Cuanto mayor es la altura, peor es la caída. El velo de la virtud se rasgó ante los escándalos de pedofilia y en estos días con la revelación de la red de prostitución que opera en Roma para ofrecer servicios sexuales de seminaristas.
 
Nada de ello disminuye el mérito de tantos miembros de la Iglesia que dan sus vidas para que otros tengan vida, como es el caso de los obispos Pedro Casaldáliga, Paulo Evaristo Arns, José María Pires, e innumerables sacerdotes y religiosos(as) que, desprovistos de ambiciones y lujos, se dedican a los enfermos, a los más pobres, a los químicodependientes, a los encarcelados.
 
Lo grave es que la Iglesia no se abra al debate acerca de las cuestiones candentes que conciernen a la condición humana. “Nada de lo que es humano es ajeno a la Iglesia”, decía el papa Pablo VI. Por desgracia no es verdad. En torno a la sexualidad se ha creado una espesa cortina cerrada con el candado del tabú y del prejuicio.
 
A pesar de que en la práctica es debatido al interior de la institución eclesiástica, en puro rigor está oficialmente prohibido poner en cuestión el celibato obligatorio, la ordenación de mujeres, el uso de preservativos para evitar el sida y otras enfermedades, la sexualidad por placer (y no para procrear), el aborto en situaciones especiales, la unión de los homosexuales, etc.
 
El nuevo papa no podrá rehuir estos temas, bajo pena de ver a la Iglesia vaciarse o seguir viviendo bajo la hipocresía de una moral contenida en la doctrina en contradicción con la moral vivida por los fieles.
 
Además de despojarse del velo de la virtud, la Iglesia debiera preguntarse qué sentido tiene que el papado proclame que la Iglesia no se mete en política y entretanto el Vaticano se mantiene como un Estado soberano, con representación en la ONU y los nuncios como embajadores en diversos países.
 
El papa debiera ser solamente pastor de los fieles católicos, el obispo de Roma, que sirve de estímulo a la comunión universal en la fe, y no un monarca absolutista con poderes de intervención en todas las diócesis del mundo.
 
El concilio Vaticano II propuso para la Iglesia un gobierno colegiado, lo que no fue implementado por Pablo VI ni por Juan Pablo II ni por Benedicto XVI. La mosca azul parece picarle también al papado.
 
Esta “embriaguez de la victoria”, como decía Toynbee, hace como que la ceguera impidiese al pontífice evitar la corrupción en el banco del Vaticano, la sustracción de documentos secretos en la Curia Romana, la traición de su mayordomo, y tantos otros escándalos que ahora empañan profundamente la imagen de la Iglesia.
 
Jesús no se hizo acompañar por un grupo de perfectos o santos.
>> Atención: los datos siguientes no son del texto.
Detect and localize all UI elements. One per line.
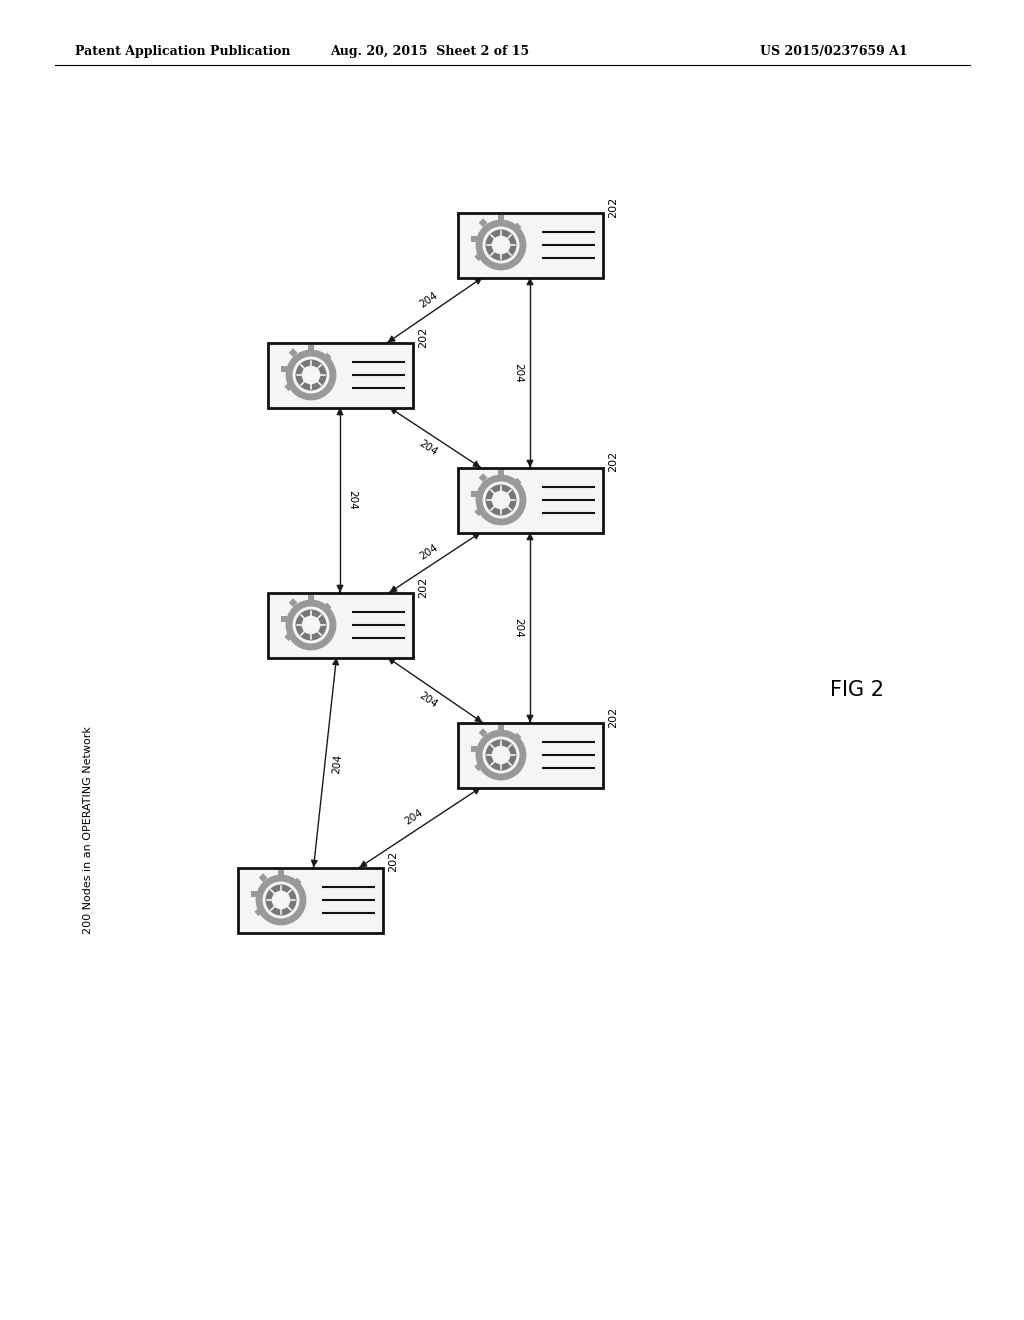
Bar	[508, 512, 517, 520]
Bar	[519, 752, 525, 758]
Bar	[293, 878, 301, 887]
Bar	[318, 636, 327, 645]
Bar	[238, 867, 383, 932]
Bar	[278, 870, 284, 876]
Bar	[267, 593, 413, 657]
Circle shape	[296, 360, 326, 389]
Bar	[259, 874, 267, 882]
Bar	[289, 598, 297, 607]
Bar	[267, 342, 413, 408]
Circle shape	[483, 227, 519, 263]
Bar	[474, 252, 483, 261]
Bar	[289, 348, 297, 358]
Text: 202: 202	[419, 577, 428, 598]
Text: 204: 204	[513, 618, 523, 638]
Bar	[478, 729, 487, 737]
Bar	[498, 215, 504, 220]
Text: 204: 204	[347, 490, 357, 510]
Bar	[471, 746, 477, 752]
Bar	[474, 507, 483, 516]
Bar	[492, 263, 498, 269]
Circle shape	[287, 601, 336, 649]
Text: 200 Nodes in an OPERATING Network: 200 Nodes in an OPERATING Network	[83, 726, 93, 935]
Circle shape	[483, 482, 519, 517]
Circle shape	[272, 891, 290, 908]
Circle shape	[493, 236, 510, 253]
Bar	[513, 478, 521, 487]
Bar	[471, 236, 477, 242]
Circle shape	[493, 746, 510, 764]
Circle shape	[293, 607, 329, 643]
Circle shape	[486, 230, 516, 260]
Bar	[302, 393, 308, 399]
Bar	[498, 725, 504, 731]
Bar	[318, 387, 327, 396]
Bar	[323, 603, 332, 611]
Text: FIG 2: FIG 2	[830, 680, 884, 700]
Bar	[299, 896, 305, 903]
Circle shape	[302, 367, 319, 384]
Bar	[281, 615, 287, 622]
Circle shape	[476, 220, 525, 269]
Text: US 2015/0237659 A1: US 2015/0237659 A1	[760, 45, 907, 58]
Bar	[519, 496, 525, 503]
Bar	[498, 470, 504, 477]
Circle shape	[287, 350, 336, 400]
Circle shape	[266, 886, 296, 915]
Circle shape	[476, 730, 525, 780]
Bar	[281, 366, 287, 372]
Bar	[302, 643, 308, 649]
Bar	[492, 774, 498, 779]
Bar	[308, 595, 314, 601]
Bar	[271, 917, 278, 924]
Text: 202: 202	[608, 451, 618, 473]
Bar	[492, 517, 498, 524]
Text: 202: 202	[608, 197, 618, 218]
Text: 204: 204	[513, 363, 523, 383]
Circle shape	[293, 358, 329, 393]
Circle shape	[296, 610, 326, 640]
Bar	[285, 383, 293, 391]
Bar	[471, 491, 477, 496]
Bar	[513, 223, 521, 231]
Bar	[458, 213, 602, 277]
Bar	[329, 372, 335, 378]
Text: Aug. 20, 2015  Sheet 2 of 15: Aug. 20, 2015 Sheet 2 of 15	[331, 45, 529, 58]
Circle shape	[302, 616, 319, 634]
Text: 202: 202	[419, 326, 428, 347]
Bar	[478, 474, 487, 482]
Bar	[289, 912, 297, 920]
Text: 204: 204	[402, 808, 424, 828]
Bar	[329, 622, 335, 628]
Bar	[478, 218, 487, 227]
Bar	[519, 242, 525, 248]
Circle shape	[263, 882, 299, 917]
Circle shape	[256, 875, 306, 925]
Bar	[458, 722, 602, 788]
Circle shape	[486, 741, 516, 770]
Text: 202: 202	[608, 706, 618, 727]
Text: 204: 204	[417, 690, 439, 710]
Circle shape	[483, 737, 519, 772]
Circle shape	[493, 491, 510, 508]
Text: 202: 202	[388, 851, 398, 873]
Bar	[285, 632, 293, 642]
Bar	[513, 733, 521, 742]
Text: 204: 204	[418, 438, 439, 457]
Bar	[508, 767, 517, 775]
Circle shape	[486, 486, 516, 515]
Bar	[308, 345, 314, 351]
Bar	[254, 907, 263, 916]
Bar	[474, 763, 483, 771]
Bar	[508, 257, 517, 265]
Bar	[458, 467, 602, 532]
Text: Patent Application Publication: Patent Application Publication	[75, 45, 291, 58]
Bar	[251, 891, 257, 896]
Text: 204: 204	[417, 290, 439, 310]
Text: 204: 204	[331, 754, 343, 774]
Circle shape	[476, 475, 525, 525]
Bar	[323, 352, 332, 362]
Text: 204: 204	[418, 543, 439, 562]
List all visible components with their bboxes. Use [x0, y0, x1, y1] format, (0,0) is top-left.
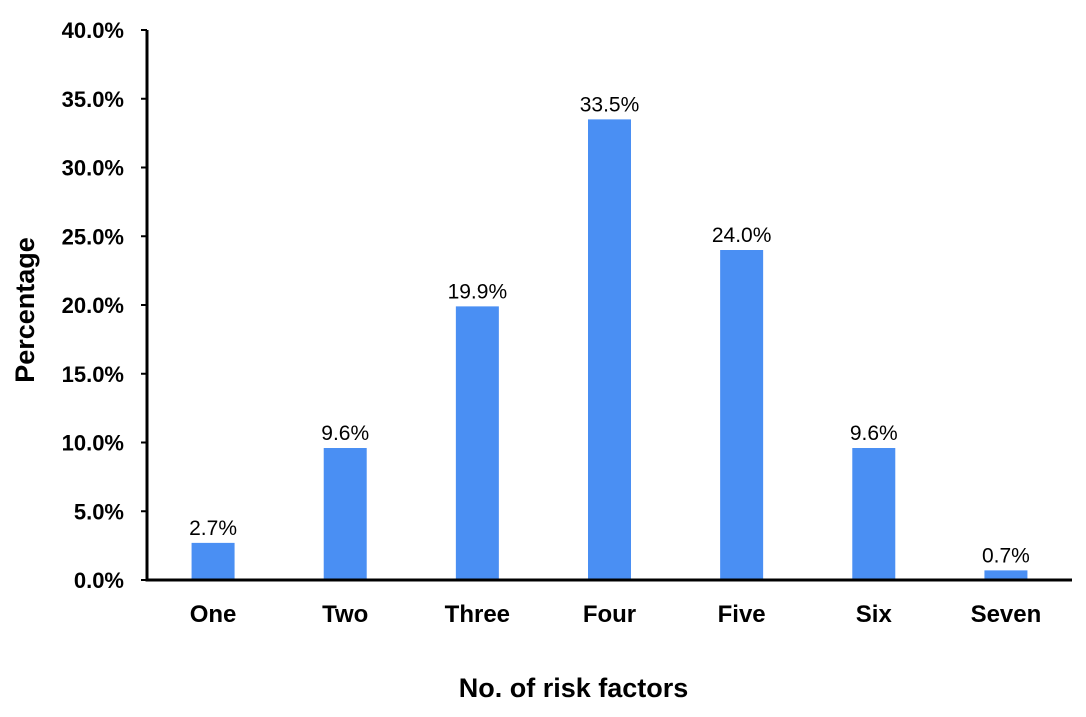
y-tick-label: 40.0% — [62, 18, 124, 43]
x-axis-category-labels: One Two Three Four Five Six Seven — [190, 601, 1042, 628]
y-tick-label: 20.0% — [62, 293, 124, 318]
x-category-label: Three — [445, 601, 510, 628]
y-tick-label: 15.0% — [62, 362, 124, 387]
y-axis-title: Percentage — [10, 237, 40, 383]
x-axis-title: No. of risk factors — [459, 673, 689, 703]
x-category-label: Four — [583, 601, 636, 628]
x-category-label: One — [190, 601, 237, 628]
x-category-label: Six — [856, 601, 893, 628]
y-tick-label: 30.0% — [62, 156, 124, 181]
data-labels: 2.7% 9.6% 19.9% 33.5% 24.0% 9.6% 0.7% — [189, 93, 1030, 567]
bar-value-label: 24.0% — [712, 224, 772, 247]
bar-value-label: 2.7% — [189, 517, 237, 540]
y-tick-label: 10.0% — [62, 431, 124, 456]
bar-value-label: 33.5% — [580, 93, 640, 116]
x-category-label: Two — [322, 601, 368, 628]
bar-value-label: 19.9% — [448, 280, 508, 303]
bar — [984, 570, 1028, 580]
bar-value-label: 9.6% — [850, 422, 898, 445]
y-tick-label: 0.0% — [74, 568, 124, 593]
bar — [323, 448, 367, 580]
x-category-label: Five — [718, 601, 766, 628]
y-axis-ticks: 0.0% 5.0% 10.0% 15.0% 20.0% 25.0% 30.0% 35.0% 40… — [62, 18, 147, 593]
bar — [720, 250, 764, 580]
bar — [455, 306, 499, 580]
bar-value-label: 9.6% — [321, 422, 369, 445]
y-tick-label: 35.0% — [62, 87, 124, 112]
bar — [191, 542, 235, 580]
bar — [852, 448, 896, 580]
x-category-label: Seven — [971, 601, 1042, 628]
bars — [191, 119, 1028, 580]
y-tick-label: 5.0% — [74, 499, 124, 524]
bar-value-label: 0.7% — [982, 544, 1030, 567]
bar — [588, 119, 631, 580]
y-tick-label: 25.0% — [62, 224, 124, 249]
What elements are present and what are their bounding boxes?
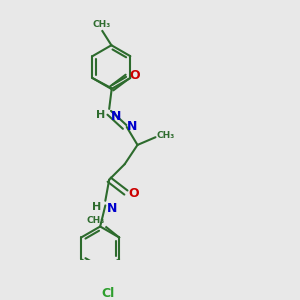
Text: H: H bbox=[96, 110, 106, 120]
Text: N: N bbox=[110, 110, 121, 123]
Text: H: H bbox=[92, 202, 102, 212]
Text: O: O bbox=[128, 187, 139, 200]
Text: CH₃: CH₃ bbox=[87, 216, 105, 225]
Text: Cl: Cl bbox=[102, 287, 115, 300]
Text: O: O bbox=[129, 69, 140, 82]
Text: CH₃: CH₃ bbox=[157, 131, 175, 140]
Text: N: N bbox=[106, 202, 117, 215]
Text: CH₃: CH₃ bbox=[92, 20, 111, 28]
Text: N: N bbox=[127, 120, 137, 134]
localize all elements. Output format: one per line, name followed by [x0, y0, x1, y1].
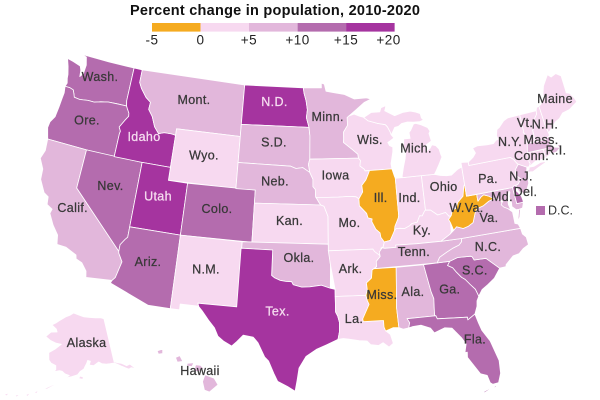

Pedro lo negó, Tomás dudó, Judas lo traicionó, los hijos de Zebedeo ambicionaban el poder temporal. Tampoco todos eran castos y angelicales. En el capítulo primero del evangelio de Marcos se afirma que Jesús curó a la suegra de Pedro. Si tenía suegra es porque tenía mujer. Pero no por eso dejó de ser considerado como líder de la comunidad de apóstoles.
 
Quien camina sin dar saltos tropieza menos. Es hora de que el papa calce las sandalias del pescador, abdique de los títulos honoríficos heredados del imperio romano y asuma, colegiadamente con los cardenales de todo el mundo, el más evangélico de todos sus títulos: siervo de los siervos de Dios.